Verluste an der Wall Street: Markt bestraft JP Morgan

Der Handelsskandal um die US-Bank JP Morgan Chase hält die Finanzwelt in Atem: Anleger reichen die Aktie weiter wie heiße Kartoffeln, 15 Mrd. Dollar an Marktwert sind bereits verbrannt. Die Ratingagentur Fitch stuft die Bonität des Geldhauses herab, der Skandal könnte sogar noch größer ausfallen.
© Bild: 2010 Bloomberg
Der Handelsskandal um die US-Bank JP Morgan Chase hält die Finanzwelt in Atem: Anleger reichen die Aktie weiter wie heiße Kartoffeln, 15 Mrd. Dollar an Marktwert sind bereits verbrannt. Die Ratingagentur Fitch stuft die Bonität des Geldhauses herab, der Skandal könnte sogar noch größer ausfallen.

Der jüngste Handelsskandal kommt die größte US-Bank JP Morgan Chase  teuer zu stehen: Das renommierte Institut verlor am Freitag an der New Yorker Börse 15 Mrd. Dollar , womit der Marktwert des Unternehmens laut Bloomberg auf rund 140 Mrd. Dollar sinkt. Zum Vergleich: Die Deutsche Bank  verfügt momentan über einen Marktwert von knapp 37 Mrd. Dollar.

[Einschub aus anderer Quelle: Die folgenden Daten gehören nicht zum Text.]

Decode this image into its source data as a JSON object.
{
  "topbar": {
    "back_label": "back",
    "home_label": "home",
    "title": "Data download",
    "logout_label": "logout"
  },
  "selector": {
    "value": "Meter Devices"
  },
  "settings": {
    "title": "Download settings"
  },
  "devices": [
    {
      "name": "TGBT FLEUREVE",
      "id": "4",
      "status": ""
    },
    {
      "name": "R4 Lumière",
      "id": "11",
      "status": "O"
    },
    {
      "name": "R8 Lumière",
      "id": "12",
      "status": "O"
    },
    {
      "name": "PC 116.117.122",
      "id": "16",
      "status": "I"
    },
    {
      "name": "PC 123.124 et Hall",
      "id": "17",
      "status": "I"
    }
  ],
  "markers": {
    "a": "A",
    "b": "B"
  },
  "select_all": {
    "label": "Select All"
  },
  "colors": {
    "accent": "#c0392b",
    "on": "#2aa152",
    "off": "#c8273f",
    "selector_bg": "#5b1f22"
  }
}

Zuvor hatte die Bekanntgabe eines Verlustes von 2 Mrd. Dollar durch riskante Handelsgeschäfte die Ratingagentur Fitch dazu veranlasst, die Bonität der Bank herabzustufen. Die Bonitätsnote werde um eine Stufe auf A-plus von zuvor AA-minus gesenkt, teilte die Ratingagentur am Freitagabend mit. Die Aktien von JP Morgan Chase verloren an der New Yorker Börse 9,3 Prozent auf 36,96 Dollar. Damit waren sie am Freitag mit Abstand der größte Verlierer an der Wall Street. Rund 212 Millionen Aktien der Bank, das größte Handelsvolumen seit jeher, wechselten den Besitzer. Der Dow Jones -Index schloss mit moderaten Verlusten von 0,3 Prozent. Allerdings belasteten die Nachrichten den gesamten Banken-Sektor. Die Aktien von Citigroup , Goldman Sachs  und Bank of America  beendeten den Handel deutlich schwächer als der Gesamtmarkt.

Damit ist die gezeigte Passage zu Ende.